>>222
First, allow me to congratulate you on getting this board's second pair of trips. Very impressive.
Second, I have not had to deal with alcohol addiction myself, but I am familiar with it to some degree, and I have my own addictions I deal with. All addiction follows a similar pattern. I also sympathize immensely with your misery and misanthropy, as I used to be the same way. Heck, some days I still am.
To answer your questions, though:
>Considering that, is my future alcoholism such a bad thing? Is there no justification for knowingly abusing drugs under any circumstances?
I don't know about "justification"; justified to who or what moral law? Certainly it is not illegal to be an alcoholic, and knowingly abusing any drug does not consist of malice, but of self-medication, no matter how ill-advised. One enters into that kind of situation in order to ameliorate what he sees as a bigger problem than the resulting addiction. In your case, you don't feel much pride or gain much enjoyment out of your hatred for yourself and others; you think it's wrong. You've noticed that you tend to open up emotionally when you're drunk. You desire to do this. Therefore you think that becoming an alcoholic may lessen your hatred and loneliness. It is perfectly understandable.

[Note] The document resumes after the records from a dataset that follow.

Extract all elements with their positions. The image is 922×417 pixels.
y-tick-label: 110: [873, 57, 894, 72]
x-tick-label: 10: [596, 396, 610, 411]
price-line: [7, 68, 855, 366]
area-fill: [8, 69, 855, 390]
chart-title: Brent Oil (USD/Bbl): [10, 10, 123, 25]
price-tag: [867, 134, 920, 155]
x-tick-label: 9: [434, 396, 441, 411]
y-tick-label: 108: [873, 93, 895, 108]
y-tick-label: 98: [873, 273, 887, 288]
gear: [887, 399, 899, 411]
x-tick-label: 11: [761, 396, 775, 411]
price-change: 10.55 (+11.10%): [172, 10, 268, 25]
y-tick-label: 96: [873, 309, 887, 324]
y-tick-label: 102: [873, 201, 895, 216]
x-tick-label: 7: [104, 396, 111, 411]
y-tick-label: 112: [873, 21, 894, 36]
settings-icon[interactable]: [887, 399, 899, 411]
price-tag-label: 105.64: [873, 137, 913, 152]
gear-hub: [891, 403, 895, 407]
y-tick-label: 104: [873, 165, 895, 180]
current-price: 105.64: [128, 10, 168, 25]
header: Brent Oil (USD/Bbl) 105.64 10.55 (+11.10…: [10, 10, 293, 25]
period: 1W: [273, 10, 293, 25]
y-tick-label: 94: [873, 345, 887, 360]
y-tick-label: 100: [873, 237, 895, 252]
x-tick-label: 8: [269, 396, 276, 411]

It is also, however, a very bad idea. It won't do what you think it will. When you're drunk, your mental and emotional inhibitions mostly dissapear. Some people become angry and violent, others melancholy, some playful and joyous, and still others compassionate or affectionate. It mostly seems to depend on what sort of thoughts and emotions that person doesn't normally express due to inhibition; though in the case of naturally uninhibited or outgoing people, it tends simply to magnify and caricature their normal behavior.

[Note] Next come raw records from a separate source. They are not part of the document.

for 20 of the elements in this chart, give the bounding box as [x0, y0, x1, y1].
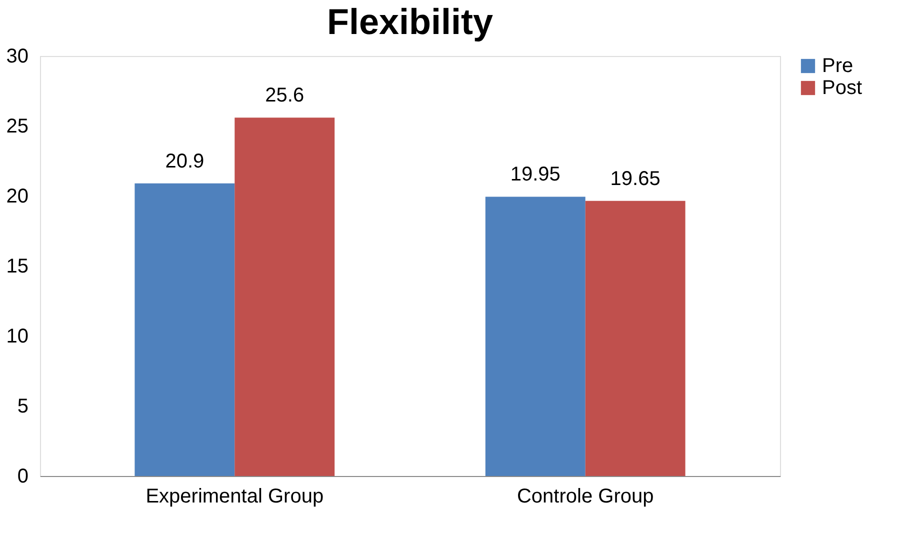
x-tick-label: Experimental Group [146, 486, 324, 508]
y-tick-label: 0 [17, 466, 28, 488]
legend-label: Pre [822, 55, 854, 77]
bar [585, 200, 686, 476]
y-tick-label: 5 [17, 396, 28, 418]
x-tick-label: Controle Group [516, 486, 654, 508]
bar [134, 183, 235, 476]
chart-title: Flexibility [326, 1, 494, 42]
y-tick-label: 25 [6, 116, 28, 138]
bar [485, 196, 586, 476]
y-tick-label: 10 [6, 326, 28, 348]
legend-label: Post [822, 77, 862, 99]
data-label: 20.9 [165, 150, 204, 172]
y-tick-label: 20 [6, 186, 28, 208]
data-label: 25.6 [265, 84, 304, 107]
y-tick-label: 30 [6, 46, 28, 68]
bar [234, 118, 335, 476]
data-label: 19.95 [510, 164, 560, 186]
y-tick-label: 15 [6, 256, 28, 278]
data-label: 19.65 [610, 168, 660, 190]
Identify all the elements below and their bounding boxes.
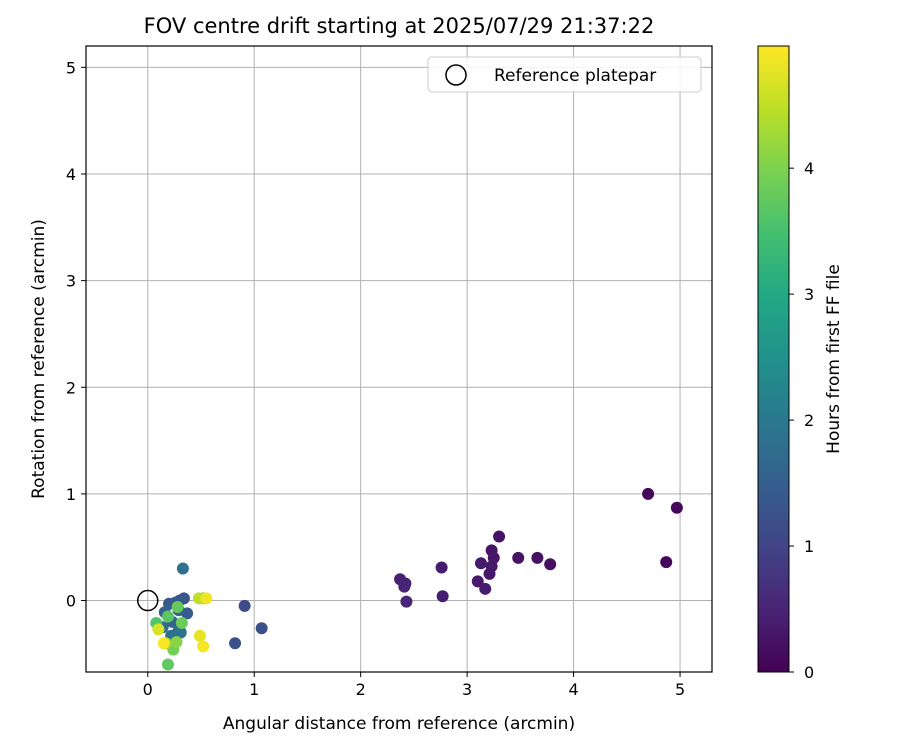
scatter-point bbox=[255, 622, 268, 635]
scatter-points bbox=[150, 487, 683, 671]
scatter-point bbox=[544, 558, 557, 571]
scatter-point bbox=[161, 658, 174, 671]
scatter-point bbox=[670, 501, 683, 514]
scatter-point bbox=[193, 629, 206, 642]
scatter-point bbox=[483, 567, 496, 580]
colorbar-label: Hours from first FF file bbox=[824, 264, 844, 454]
chart-title: FOV centre drift starting at 2025/07/29 … bbox=[144, 14, 655, 38]
y-tick-label: 1 bbox=[66, 485, 76, 504]
colorbar-tick-label: 0 bbox=[804, 663, 814, 682]
scatter-point bbox=[157, 637, 170, 650]
scatter-point bbox=[531, 551, 544, 564]
x-tick-label: 2 bbox=[356, 680, 366, 699]
scatter-point bbox=[398, 580, 411, 593]
y-axis-ticks: 0 1 2 3 4 5 bbox=[66, 58, 86, 611]
legend: Reference platepar bbox=[427, 56, 702, 93]
scatter-point bbox=[170, 636, 183, 649]
legend-label-reference-platepar: Reference platepar bbox=[494, 66, 656, 86]
x-tick-label: 3 bbox=[462, 680, 472, 699]
x-tick-label: 1 bbox=[249, 680, 259, 699]
scatter-point bbox=[436, 590, 449, 603]
scatter-point bbox=[176, 562, 189, 575]
scatter-point bbox=[171, 600, 184, 613]
scatter-point bbox=[479, 582, 492, 595]
scatter-point bbox=[471, 575, 484, 588]
scatter-point bbox=[152, 623, 165, 636]
x-tick-label: 4 bbox=[569, 680, 579, 699]
scatter-point bbox=[474, 557, 487, 570]
colorbar-ticks: 0 1 2 3 4 bbox=[789, 159, 814, 682]
scatter-point bbox=[200, 592, 213, 605]
scatter-point bbox=[197, 640, 210, 653]
scatter-point bbox=[238, 599, 251, 612]
scatter-point bbox=[174, 626, 187, 639]
scatter-point bbox=[175, 616, 188, 629]
x-tick-label: 5 bbox=[675, 680, 685, 699]
scatter-point bbox=[161, 610, 174, 623]
scatter-point bbox=[642, 487, 655, 500]
scatter-point bbox=[512, 551, 525, 564]
scatter-point bbox=[229, 637, 242, 650]
y-tick-label: 4 bbox=[66, 165, 76, 184]
grid-lines bbox=[86, 46, 712, 672]
y-tick-label: 3 bbox=[66, 272, 76, 291]
reference-platepar-marker bbox=[136, 589, 159, 612]
plot-frame bbox=[85, 45, 713, 673]
scatter-point bbox=[400, 595, 413, 608]
y-axis-label: Rotation from reference (arcmin) bbox=[29, 219, 49, 499]
y-tick-label: 0 bbox=[66, 592, 76, 611]
colorbar-tick-label: 4 bbox=[804, 159, 814, 178]
colorbar-tick-label: 1 bbox=[804, 537, 814, 556]
x-axis-ticks: 0 1 2 3 4 5 bbox=[143, 672, 685, 699]
legend-open-circle-icon bbox=[445, 64, 467, 86]
colorbar-gradient bbox=[757, 45, 790, 673]
x-axis-label: Angular distance from reference (arcmin) bbox=[223, 714, 575, 734]
scatter-point bbox=[493, 530, 506, 543]
colorbar: 0 1 2 3 4 Hours from first FF file bbox=[757, 45, 844, 682]
reference-marker-group bbox=[136, 589, 159, 612]
colorbar-tick-label: 3 bbox=[804, 285, 814, 304]
y-tick-label: 2 bbox=[66, 378, 76, 397]
y-tick-label: 5 bbox=[66, 58, 76, 77]
scatter-point bbox=[660, 556, 673, 569]
colorbar-tick-label: 2 bbox=[804, 411, 814, 430]
scatter-point bbox=[435, 561, 448, 574]
legend-box bbox=[427, 56, 702, 93]
x-tick-label: 0 bbox=[143, 680, 153, 699]
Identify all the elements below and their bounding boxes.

In your case, it seems that you have a lot of bottled-up love and charity for your fellow human beings that some emotional barrier doesn't allow you to express when sober. The problem is that simply smashing that barrier for a few hours does not get rid of your underlying insecurities. You do not genuinely, at the core of your being, hate yourself or others. You plainly desire to love and be loved. You are instead forced to hate, because something is preventing you from safely expressing your desires. I do not know what that something is, but you will need to find that and deal with it to solve your real problem.
I can try and give you some guesses, though. I think maybe you have a fear of rejection; this is very commonly a cause for misanthropy. It was for me. You feel different from other people and think they won't accept you as you are. You decide not to bother with the risk involved in opening up to them, and isolate yourself fromt them. This isolation results simulteously in contempt for the aliens you have shut off from your experience, and in contempt for yourself for being unworthy of sharing in the cares of other people. Just a guess, though. I could be wrong.
Keep posting and maybe we can work this out.